Node Group 1 cluster log and trace files

Attachment: bug22316_logs_group1.tar.gz (application/x-gzip, text), 53.26 KiB.

Management Node log and configuration files

Attachment: bug22316_logs_mgmt.tar.gz (application/x-gzip, text), 16.68 KiB.

In rebuilding the cluster, I see that all nodes show as Nodegroup 0 before the cluster is brought up.  So this bug simplifies to the errors when bringing up the cluster.  They claim to be temporary, but happen every time.

Hi,

Reading your cluster log I made the following conclustions:

* system restart fails as you dont start all 4 nodes fast enough...
With default setting you have 30s for allowing nodes to get in contact with each other.

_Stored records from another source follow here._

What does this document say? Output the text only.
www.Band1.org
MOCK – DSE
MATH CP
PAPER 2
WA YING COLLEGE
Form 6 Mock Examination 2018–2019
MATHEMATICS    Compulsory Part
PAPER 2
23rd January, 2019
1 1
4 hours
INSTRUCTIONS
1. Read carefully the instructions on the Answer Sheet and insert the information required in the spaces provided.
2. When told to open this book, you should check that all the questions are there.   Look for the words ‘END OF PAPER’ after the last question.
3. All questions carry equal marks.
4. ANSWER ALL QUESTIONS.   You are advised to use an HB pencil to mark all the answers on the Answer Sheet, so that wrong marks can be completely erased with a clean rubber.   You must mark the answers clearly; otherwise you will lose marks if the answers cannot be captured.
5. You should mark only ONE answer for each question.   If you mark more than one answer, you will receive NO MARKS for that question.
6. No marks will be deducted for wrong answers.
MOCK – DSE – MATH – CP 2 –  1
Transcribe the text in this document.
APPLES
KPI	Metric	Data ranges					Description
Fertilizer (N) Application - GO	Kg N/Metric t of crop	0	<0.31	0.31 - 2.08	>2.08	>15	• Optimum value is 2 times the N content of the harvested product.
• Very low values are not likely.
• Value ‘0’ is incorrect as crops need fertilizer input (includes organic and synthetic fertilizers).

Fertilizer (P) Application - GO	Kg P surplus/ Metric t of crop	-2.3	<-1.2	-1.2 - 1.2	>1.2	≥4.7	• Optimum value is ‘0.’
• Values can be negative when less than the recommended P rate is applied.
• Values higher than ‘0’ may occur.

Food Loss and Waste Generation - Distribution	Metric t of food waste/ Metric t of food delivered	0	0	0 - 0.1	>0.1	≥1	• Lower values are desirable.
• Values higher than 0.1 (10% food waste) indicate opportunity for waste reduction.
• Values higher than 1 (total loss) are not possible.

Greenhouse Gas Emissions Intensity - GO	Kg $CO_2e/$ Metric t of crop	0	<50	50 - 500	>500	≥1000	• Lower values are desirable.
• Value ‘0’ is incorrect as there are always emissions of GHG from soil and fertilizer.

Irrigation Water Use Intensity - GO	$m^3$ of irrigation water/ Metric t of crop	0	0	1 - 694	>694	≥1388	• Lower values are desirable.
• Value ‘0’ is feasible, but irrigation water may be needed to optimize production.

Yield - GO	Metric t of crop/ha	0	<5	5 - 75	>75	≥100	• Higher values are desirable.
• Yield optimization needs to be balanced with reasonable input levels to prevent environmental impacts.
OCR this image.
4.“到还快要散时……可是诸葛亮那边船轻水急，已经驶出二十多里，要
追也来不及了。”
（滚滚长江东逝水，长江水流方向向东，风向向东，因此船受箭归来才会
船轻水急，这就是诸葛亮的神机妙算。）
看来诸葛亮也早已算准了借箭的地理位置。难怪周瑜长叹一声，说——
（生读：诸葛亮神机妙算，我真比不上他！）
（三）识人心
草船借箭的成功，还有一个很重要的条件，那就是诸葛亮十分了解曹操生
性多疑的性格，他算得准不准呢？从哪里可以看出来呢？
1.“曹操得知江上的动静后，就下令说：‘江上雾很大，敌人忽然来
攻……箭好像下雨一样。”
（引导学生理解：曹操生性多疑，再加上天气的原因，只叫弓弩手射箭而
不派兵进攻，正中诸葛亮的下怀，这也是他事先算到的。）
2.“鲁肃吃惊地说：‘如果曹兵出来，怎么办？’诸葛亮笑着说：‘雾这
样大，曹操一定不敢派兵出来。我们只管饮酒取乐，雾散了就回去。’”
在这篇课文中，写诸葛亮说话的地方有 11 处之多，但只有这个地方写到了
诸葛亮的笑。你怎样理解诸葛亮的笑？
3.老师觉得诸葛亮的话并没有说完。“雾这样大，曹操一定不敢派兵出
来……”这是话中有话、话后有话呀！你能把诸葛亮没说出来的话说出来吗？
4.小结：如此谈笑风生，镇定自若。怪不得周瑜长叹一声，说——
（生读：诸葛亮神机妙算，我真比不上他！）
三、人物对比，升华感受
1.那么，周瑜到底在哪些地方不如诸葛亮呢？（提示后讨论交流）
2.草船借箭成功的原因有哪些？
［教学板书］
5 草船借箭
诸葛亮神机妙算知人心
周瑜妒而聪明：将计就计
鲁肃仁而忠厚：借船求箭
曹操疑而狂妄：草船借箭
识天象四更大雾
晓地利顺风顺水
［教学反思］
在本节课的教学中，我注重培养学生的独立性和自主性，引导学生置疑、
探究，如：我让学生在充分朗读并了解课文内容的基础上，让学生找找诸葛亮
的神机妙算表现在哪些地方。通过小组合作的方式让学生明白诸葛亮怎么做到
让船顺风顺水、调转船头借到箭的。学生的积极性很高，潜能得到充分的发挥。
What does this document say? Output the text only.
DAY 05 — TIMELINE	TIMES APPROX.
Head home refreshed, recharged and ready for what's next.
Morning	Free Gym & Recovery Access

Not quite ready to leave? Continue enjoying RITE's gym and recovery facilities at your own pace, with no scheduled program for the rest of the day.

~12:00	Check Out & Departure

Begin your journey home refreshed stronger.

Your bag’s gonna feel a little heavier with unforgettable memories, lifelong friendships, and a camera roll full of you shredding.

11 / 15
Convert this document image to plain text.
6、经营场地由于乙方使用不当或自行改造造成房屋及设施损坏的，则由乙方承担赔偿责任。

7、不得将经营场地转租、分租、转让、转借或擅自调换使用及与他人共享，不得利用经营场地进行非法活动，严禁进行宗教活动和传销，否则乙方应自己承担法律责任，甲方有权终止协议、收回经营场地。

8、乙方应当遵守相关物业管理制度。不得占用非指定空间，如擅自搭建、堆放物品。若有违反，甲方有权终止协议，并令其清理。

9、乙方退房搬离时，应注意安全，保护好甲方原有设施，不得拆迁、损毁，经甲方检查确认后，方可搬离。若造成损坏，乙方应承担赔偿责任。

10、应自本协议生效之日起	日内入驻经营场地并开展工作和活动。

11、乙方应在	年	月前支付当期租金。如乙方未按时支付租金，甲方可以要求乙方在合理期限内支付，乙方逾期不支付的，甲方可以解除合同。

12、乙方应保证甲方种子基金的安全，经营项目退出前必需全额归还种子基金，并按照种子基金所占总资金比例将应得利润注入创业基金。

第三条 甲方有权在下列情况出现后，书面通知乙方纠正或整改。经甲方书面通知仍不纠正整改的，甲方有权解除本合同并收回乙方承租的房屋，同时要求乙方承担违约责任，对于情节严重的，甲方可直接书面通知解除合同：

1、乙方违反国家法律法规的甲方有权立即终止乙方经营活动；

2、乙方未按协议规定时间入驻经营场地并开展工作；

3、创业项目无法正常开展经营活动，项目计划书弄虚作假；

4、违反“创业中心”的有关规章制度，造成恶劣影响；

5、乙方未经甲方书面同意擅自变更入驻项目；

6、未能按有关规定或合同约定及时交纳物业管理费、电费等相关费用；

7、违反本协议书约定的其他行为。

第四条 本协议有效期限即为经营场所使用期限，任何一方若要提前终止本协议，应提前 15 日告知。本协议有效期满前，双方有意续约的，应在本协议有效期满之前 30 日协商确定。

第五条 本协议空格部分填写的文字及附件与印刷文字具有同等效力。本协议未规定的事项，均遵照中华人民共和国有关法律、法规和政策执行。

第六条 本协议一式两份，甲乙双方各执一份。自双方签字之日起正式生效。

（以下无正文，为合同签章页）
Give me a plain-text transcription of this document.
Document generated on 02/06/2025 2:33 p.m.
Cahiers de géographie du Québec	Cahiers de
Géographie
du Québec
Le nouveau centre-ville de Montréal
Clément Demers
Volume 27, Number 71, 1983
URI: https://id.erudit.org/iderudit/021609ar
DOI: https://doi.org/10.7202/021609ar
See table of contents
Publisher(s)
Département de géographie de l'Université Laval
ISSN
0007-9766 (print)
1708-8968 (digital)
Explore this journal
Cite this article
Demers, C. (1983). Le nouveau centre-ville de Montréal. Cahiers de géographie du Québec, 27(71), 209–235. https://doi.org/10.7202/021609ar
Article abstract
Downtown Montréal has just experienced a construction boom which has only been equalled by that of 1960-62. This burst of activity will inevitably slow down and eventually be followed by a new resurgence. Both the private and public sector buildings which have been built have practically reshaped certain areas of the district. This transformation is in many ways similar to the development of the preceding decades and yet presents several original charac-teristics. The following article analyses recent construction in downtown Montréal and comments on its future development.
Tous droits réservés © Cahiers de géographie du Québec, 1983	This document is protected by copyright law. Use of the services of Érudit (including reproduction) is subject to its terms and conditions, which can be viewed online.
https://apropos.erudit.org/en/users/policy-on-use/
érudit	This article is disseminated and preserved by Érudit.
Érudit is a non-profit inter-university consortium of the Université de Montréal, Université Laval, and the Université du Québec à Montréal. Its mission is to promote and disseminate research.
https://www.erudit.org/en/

Otherwise: As stated in ndb_1_error.log
--
Time: Wednesday 13 September 2006 - 00:38:07
Status: Temporary error, restart node
Message: Conflict when selecting restart type (Internal error, programming error or missing error message, please report a bug)
Error: 2311
Error data: Unable to start missing node group!  starting: 0000000000000006 (missing fs for: 0000000000000000)
Error object: QMGR (Line: 1356) 0x0000000a
Program: /usr/local/mysql/bin/ndbd
Pid: 24521
Trace: /usr/local/mysql/data/ndb_1_trace.log.2
Version: Version 5.0.24
***EO
--

This means that node 1 & 2 has connected...but an entire node group is 
 missing, as indicated by 
"Error data: Unable to start missing node group!  starting: 0000000000000006"

Please respond to wheater this can be a correct conclusion.
(Note if performing initial start, this timeout is unlimited...)

/Jonas

No feedback was provided for this bug for over a month, so it is
being suspended automatically. If you are able to provide the
information that was originally requested, please do so and change
the status of the bug back to "Open".